If you ever want to teach a kid about responsibility, hand them a bucket and point them at the chicken coop. Suddenly, they understand cause and effect real quick—no water in the bucket, no happy chickens. Ethan complains about the smell every single time, but he still beams when he finds a fresh egg in the nesting box. Funny how kids will gag one minute and brag the next.
The garden is another sneaky teacher. I’ll send Ethan out to pick weeds, and ten minutes later he’s giving me a lecture about how “weeds grow faster than the vegetables, Mom.” He’s not wrong. Some days, I think the weeds are laughing at us. But pulling them out shows him patience, and maybe a little grit. He once declared himself “the boss of the basil,” which I guess makes me middle management.
Even the simple stuff turns into lessons. Feeding the rabbits, for example. If he forgets, they thump around like angry little drummers until he runs out there with a guilty look on his face. It’s hard to ignore consequences when they’re fluffy and stomping at you. Josh jokes that the animals are better at teaching responsibility than we are. He’s probably right.

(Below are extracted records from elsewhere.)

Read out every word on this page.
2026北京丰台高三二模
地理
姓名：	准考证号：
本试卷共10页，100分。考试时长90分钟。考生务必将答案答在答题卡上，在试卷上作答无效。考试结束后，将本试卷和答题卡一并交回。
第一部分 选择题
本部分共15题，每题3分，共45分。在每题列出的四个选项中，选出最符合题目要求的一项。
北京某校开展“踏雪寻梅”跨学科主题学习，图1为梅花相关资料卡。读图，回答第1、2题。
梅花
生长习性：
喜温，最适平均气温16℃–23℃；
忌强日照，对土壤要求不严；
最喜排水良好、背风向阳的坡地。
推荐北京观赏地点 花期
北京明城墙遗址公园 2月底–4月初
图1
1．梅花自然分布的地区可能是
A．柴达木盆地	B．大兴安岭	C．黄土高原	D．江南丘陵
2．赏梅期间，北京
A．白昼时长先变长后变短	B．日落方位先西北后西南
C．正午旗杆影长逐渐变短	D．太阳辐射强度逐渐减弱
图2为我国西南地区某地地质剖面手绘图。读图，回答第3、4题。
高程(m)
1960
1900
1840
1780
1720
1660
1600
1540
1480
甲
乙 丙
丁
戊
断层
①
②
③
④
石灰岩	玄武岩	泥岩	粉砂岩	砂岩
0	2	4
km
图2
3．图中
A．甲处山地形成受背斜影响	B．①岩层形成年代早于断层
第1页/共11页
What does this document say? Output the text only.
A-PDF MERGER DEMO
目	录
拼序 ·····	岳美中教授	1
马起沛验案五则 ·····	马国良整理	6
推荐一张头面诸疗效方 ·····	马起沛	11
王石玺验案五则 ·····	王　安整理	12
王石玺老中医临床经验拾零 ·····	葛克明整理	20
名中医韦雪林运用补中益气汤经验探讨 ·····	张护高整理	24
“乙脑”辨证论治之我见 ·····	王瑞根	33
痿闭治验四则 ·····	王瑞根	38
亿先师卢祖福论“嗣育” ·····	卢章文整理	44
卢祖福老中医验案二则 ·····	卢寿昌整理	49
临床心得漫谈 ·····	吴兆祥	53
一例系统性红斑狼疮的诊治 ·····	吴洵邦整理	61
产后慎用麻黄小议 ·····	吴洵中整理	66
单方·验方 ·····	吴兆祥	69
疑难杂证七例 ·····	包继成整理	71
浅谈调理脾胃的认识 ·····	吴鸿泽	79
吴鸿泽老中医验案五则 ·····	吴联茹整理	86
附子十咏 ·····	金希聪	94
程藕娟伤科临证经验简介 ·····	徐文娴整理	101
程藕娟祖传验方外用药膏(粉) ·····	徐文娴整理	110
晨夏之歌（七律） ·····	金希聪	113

And then there’s the messy fun. Building forts out of old pallets, “helping” me mix compost, making mud pies that somehow end up on his shoes and in his hair. It’s not glamorous, but it’s real. He’s learning that work doesn’t always feel like work if your hands are in the dirt and the sun’s on your back. Sometimes I catch him humming while he waters the garden, and I know those little moments are sticking.
Homesteading with kids isn’t neat or efficient. It takes longer, it’s louder, and there’s always a mess to clean up after. But watching Ethan grow into someone who understands that food doesn’t come from the store shelves, and that animals need care every single day, makes all the extra chaos worth it. Besides, I’ve never seen him smile as wide as he does holding a basket of eggs he collected himself—muddy boots and all.